## MonReader - part 3

----

### Multimodal OCR (No Pre-processing): VLM vs. Tesseract

**Objective.**  
Evaluate a **Vision–Language Model (VLM)** that performs OCR **directly from raw page images** (no deskew, no binarization, no line/word segmentation). We’ll later compare its verbatim transcription quality against **Tesseract** on the same pages.

We use two sources:
- *The Chamber* — John Grisham *(English)*
- *A onda que se ergueu no mar* — Ruy Castro *(Portuguese)*

**Why this experiment.**  
VLMs can read document text straight from RGB photos by leveraging learned visual invariances (rotation, lighting, curvature). The aim is to measure how far a “no-preprocessing” VLM can go versus a classical pipeline, and to identify the situations where simple conditioning (e.g., deskew) still helps.

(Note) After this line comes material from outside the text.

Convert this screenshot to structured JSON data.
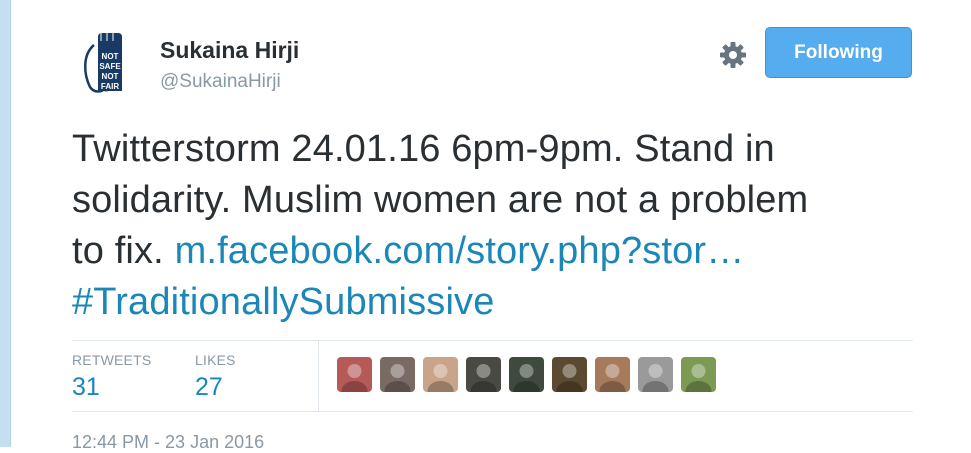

**Minimal Pipeline Overview (this part).**  

1. **F – VLM (raw)**: Feed the original page photo to the model with a *verbatim transcription* prompt; capture JSON output `{language, lines}` and a `.txt` view.  
2. **G – Compare**: Compute CER/WER against gold text (and Tesseract), plus latency and error tags.

> In this first section we only set up the dataset, verify image quality, and prepare folders for the VLM run, **no pre-processing**.


----


#### Imports and Environment

In [1]:
from pathlib import Path
import shutil
import numpy as np
import pandas as pd
from PIL import Image
import cv2
import matplotlib.pyplot as plt


In [2]:
BASE = Path.cwd()
DATA_DIR = BASE / "data"
BOOK_DIR = DATA_DIR / "books"
WORK_DIR = BASE / "work"

ENG_BOOK_DIR = BOOK_DIR / "The_Chamber-John_Grisham"
POR_BOOK_DIR = BOOK_DIR / "A_onda_que_se_ergueu_no_mar-Ruy_Castro"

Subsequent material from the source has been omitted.